O motor 2.0 diesel é um dos grandes destaques da picape da VW

No dialeto dos esquimós da Groenlândia, a palavra Amarok significa lobo. Mas a escolha desse nome para a picape da Volkswagen parece ter sido pautada muito mais pela sonoridade do que pelo seu significado. A montadora não confirma, mas o que se fala no mercado é que os marqueteiros adoraram o fato de a pronúncia, em inglês, de Amarok lembrar a da frase “I’m a rock” (). De fato, esse modelo foi desenvolvido para ser quase indestrutível. Os técnicos da VW levaram as principais picapes médias do mercado para uma bateria de testes no deserto. Depois de dois meses, a única que permaneceu inteira foi a Hilux. Então, a marca alemã, decidiu que partiria dela para projetar sua picape e aperfeiçoaria, ainda mais, sua qualidade e resistência. Isso tudo pode não fazer muita diferença para quem usa esse tipo de veículo para rodar na cidade, mas é bem importante para aqueles que realmente precisam de uma picape para carregar muita carga.

Os assentos têm ajuste de altura, e o volante regula também a profundidade. De série, há ar, desembaçador, CD/MP3 com entradas auxiliares USB, SD Card e bluetooth e porta-objetos. As travas e os vidros elétricos (função um toque) são opcionais, assim como as rodas de liga 16”

Até agora, esses empresários não viam a Amarok como uma opção porque, apesar de sua robustez e da enorme rede de assistência da marca, ela só era oferecida com cabine dupla. Este mês, a chegada da cabine simples muda as coisas.
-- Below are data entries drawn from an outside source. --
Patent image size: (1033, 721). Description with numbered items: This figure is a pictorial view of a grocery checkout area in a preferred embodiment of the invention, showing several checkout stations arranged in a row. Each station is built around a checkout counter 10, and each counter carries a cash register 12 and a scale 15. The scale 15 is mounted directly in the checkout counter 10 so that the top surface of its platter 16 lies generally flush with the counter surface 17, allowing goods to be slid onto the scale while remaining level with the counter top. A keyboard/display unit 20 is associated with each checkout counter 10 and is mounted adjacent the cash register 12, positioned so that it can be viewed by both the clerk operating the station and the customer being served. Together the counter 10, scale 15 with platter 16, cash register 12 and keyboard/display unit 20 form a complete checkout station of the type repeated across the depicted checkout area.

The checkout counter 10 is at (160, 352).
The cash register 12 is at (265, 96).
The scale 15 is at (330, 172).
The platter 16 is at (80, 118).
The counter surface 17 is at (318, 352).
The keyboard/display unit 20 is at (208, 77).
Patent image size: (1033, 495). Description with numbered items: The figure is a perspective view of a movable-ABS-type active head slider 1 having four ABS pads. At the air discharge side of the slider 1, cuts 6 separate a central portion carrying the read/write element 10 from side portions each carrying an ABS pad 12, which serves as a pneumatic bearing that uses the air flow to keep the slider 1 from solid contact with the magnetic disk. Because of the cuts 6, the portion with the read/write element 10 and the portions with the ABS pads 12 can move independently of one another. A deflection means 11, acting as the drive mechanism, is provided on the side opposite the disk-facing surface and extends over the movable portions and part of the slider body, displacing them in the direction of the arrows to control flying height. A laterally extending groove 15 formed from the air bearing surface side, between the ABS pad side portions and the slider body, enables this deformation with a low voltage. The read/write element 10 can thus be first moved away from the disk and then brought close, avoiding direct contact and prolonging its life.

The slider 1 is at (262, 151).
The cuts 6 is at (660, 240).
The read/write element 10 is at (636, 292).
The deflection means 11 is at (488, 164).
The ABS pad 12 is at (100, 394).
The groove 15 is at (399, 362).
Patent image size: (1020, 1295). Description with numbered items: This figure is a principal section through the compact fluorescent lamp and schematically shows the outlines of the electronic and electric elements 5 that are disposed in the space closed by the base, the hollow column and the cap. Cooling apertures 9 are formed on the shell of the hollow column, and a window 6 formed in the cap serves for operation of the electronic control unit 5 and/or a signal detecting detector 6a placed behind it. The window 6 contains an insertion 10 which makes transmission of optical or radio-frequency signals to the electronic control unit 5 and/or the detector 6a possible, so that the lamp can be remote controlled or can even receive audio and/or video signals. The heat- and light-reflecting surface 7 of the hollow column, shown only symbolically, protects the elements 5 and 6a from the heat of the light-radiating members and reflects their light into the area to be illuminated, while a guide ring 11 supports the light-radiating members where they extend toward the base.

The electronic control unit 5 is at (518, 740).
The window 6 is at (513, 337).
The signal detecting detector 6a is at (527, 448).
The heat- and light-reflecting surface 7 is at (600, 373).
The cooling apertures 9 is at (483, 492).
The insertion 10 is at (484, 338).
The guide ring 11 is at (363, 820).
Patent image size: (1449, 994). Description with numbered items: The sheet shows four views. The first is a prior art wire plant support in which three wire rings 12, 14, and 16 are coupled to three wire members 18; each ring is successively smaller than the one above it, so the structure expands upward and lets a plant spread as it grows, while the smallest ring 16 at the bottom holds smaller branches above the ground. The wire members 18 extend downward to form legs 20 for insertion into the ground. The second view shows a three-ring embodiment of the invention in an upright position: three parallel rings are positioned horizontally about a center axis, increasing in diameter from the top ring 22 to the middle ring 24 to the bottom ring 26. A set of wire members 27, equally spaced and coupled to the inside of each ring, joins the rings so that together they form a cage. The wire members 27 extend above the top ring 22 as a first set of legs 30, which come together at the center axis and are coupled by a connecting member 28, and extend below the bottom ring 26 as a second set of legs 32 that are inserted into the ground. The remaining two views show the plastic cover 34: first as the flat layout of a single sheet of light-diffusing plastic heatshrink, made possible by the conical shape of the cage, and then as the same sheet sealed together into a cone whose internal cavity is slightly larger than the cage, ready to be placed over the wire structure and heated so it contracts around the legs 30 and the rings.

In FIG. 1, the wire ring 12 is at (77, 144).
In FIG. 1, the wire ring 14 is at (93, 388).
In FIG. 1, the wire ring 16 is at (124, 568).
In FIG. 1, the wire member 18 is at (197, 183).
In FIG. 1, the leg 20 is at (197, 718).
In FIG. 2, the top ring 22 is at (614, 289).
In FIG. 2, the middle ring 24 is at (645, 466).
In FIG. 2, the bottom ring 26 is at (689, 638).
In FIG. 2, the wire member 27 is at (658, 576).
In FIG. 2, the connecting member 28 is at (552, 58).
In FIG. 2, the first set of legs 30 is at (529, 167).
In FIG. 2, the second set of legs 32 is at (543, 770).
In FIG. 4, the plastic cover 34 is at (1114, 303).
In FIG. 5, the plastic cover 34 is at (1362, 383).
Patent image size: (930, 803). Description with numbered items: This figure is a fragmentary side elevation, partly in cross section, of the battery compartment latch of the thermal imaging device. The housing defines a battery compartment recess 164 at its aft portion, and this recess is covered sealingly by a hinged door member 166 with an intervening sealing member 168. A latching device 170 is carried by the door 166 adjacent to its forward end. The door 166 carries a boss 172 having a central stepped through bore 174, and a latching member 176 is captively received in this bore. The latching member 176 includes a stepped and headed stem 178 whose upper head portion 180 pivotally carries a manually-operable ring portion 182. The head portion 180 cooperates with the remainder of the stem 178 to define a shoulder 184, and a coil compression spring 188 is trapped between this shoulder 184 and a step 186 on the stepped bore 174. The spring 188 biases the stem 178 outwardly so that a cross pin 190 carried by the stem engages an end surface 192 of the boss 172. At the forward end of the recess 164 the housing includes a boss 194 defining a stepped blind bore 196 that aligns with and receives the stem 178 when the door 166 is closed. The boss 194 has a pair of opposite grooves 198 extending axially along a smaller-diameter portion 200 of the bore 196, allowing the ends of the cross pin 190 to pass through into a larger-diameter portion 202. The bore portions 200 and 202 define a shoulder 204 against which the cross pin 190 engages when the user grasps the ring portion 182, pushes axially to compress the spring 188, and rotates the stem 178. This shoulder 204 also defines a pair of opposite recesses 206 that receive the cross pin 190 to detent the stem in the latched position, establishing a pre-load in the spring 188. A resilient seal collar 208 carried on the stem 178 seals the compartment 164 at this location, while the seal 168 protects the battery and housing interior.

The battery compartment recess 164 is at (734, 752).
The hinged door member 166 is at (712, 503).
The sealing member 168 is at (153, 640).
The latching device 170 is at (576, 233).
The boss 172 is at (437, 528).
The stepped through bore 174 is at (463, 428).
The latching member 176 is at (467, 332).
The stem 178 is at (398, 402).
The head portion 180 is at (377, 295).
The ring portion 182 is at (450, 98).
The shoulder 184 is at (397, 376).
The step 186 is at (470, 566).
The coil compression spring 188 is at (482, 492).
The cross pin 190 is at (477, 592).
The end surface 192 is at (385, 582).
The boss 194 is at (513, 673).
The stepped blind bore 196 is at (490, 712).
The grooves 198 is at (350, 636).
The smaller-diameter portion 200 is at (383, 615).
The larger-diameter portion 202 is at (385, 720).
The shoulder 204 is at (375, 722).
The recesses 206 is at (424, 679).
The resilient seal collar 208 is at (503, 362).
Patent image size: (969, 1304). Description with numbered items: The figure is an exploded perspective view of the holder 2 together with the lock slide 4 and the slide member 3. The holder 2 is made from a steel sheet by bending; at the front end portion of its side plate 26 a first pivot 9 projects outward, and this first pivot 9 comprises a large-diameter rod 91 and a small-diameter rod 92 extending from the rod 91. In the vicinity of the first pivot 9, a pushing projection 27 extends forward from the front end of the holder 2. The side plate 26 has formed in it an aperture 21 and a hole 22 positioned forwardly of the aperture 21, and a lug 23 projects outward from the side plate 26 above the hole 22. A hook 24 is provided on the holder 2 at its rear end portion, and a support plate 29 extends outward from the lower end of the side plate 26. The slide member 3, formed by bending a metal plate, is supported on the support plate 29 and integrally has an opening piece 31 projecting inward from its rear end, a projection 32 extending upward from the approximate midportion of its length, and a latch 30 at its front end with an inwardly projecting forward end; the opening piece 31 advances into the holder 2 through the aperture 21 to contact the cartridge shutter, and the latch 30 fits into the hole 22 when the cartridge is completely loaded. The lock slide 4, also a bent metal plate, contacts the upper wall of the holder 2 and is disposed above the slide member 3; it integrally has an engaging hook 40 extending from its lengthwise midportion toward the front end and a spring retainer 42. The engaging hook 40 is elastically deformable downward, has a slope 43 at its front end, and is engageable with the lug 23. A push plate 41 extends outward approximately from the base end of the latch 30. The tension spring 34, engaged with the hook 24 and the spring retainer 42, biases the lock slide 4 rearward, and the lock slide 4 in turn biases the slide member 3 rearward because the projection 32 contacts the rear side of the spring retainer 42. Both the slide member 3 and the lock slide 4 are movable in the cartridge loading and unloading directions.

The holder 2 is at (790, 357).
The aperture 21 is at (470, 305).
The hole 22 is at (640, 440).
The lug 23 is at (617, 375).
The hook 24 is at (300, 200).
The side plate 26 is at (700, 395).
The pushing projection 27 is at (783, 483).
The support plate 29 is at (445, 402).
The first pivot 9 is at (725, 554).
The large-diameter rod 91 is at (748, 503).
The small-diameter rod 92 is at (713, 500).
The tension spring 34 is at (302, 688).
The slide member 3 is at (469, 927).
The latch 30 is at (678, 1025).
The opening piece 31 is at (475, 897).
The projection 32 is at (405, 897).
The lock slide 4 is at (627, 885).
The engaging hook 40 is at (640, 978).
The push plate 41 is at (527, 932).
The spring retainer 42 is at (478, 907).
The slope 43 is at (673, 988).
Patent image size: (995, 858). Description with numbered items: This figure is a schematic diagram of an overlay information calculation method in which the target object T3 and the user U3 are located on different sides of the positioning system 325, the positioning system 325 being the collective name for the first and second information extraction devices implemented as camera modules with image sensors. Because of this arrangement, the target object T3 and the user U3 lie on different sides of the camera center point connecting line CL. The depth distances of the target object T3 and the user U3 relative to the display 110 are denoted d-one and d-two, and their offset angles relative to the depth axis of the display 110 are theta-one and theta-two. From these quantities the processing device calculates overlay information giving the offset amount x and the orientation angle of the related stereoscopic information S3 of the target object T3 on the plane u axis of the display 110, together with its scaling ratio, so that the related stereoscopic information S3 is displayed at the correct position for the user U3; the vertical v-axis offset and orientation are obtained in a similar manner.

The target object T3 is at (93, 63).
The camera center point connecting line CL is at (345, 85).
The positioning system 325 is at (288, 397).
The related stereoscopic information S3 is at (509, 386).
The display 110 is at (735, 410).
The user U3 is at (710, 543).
Com foco no trabalho, ela custa a partir de R$ 78.900 e tem tudo para cativar os frotistas. A versão avaliada, topo de linha, tem tração 4×4, reduzida, bloqueio de diferencial

e ESP e sai por R$ 85.990 – R$ 10 mil a menos que a cabine dupla.

Com a diminuição do habitáculo, a caçamba cresceu e está entre as maiores da categoria. Perde para a Hilux apenas no comprimento do compartimento de cargas, mas supera a líder nas outras medidas: é mais funda e mais larga, além de ter a maior distância entre as caixas de roda. No total, são 1.814 litros de volume contra 1.583 litros da Toyota. O motor 2.0 16V turbodiesel tem 122 cv e ótimos 34,7 kgfm. O câmbio é manual de seis marchas com engates curtos e bastante precisos. Há força em qualquer faixa de giro. Por isso, a picape média arranca com vigor. As suspensões têm esquema robusto, com rodas independentes na dianteira e feixe de molas e a estabilidade é garantida por inúmeros equipamentos eletrônicos.

Os dois ocupantes viajam com espaço de sobra. Embora sem mimos, o acabamento agrada: é muito semelhante ao de alguns carros de passeio de entrada. O destaque são os úteis 25 cm de espaço atrás dos bancos que permitem armazenar pequenas bagagens. Com a chegada dessa nova versão, a Amarok tem mais um trunfo para deslanchar em vendas. Vamos ver quanto tempo ainda a VW vai levar para lançar a opção automática. Sem ela, a liderança de mercado é algo impossível.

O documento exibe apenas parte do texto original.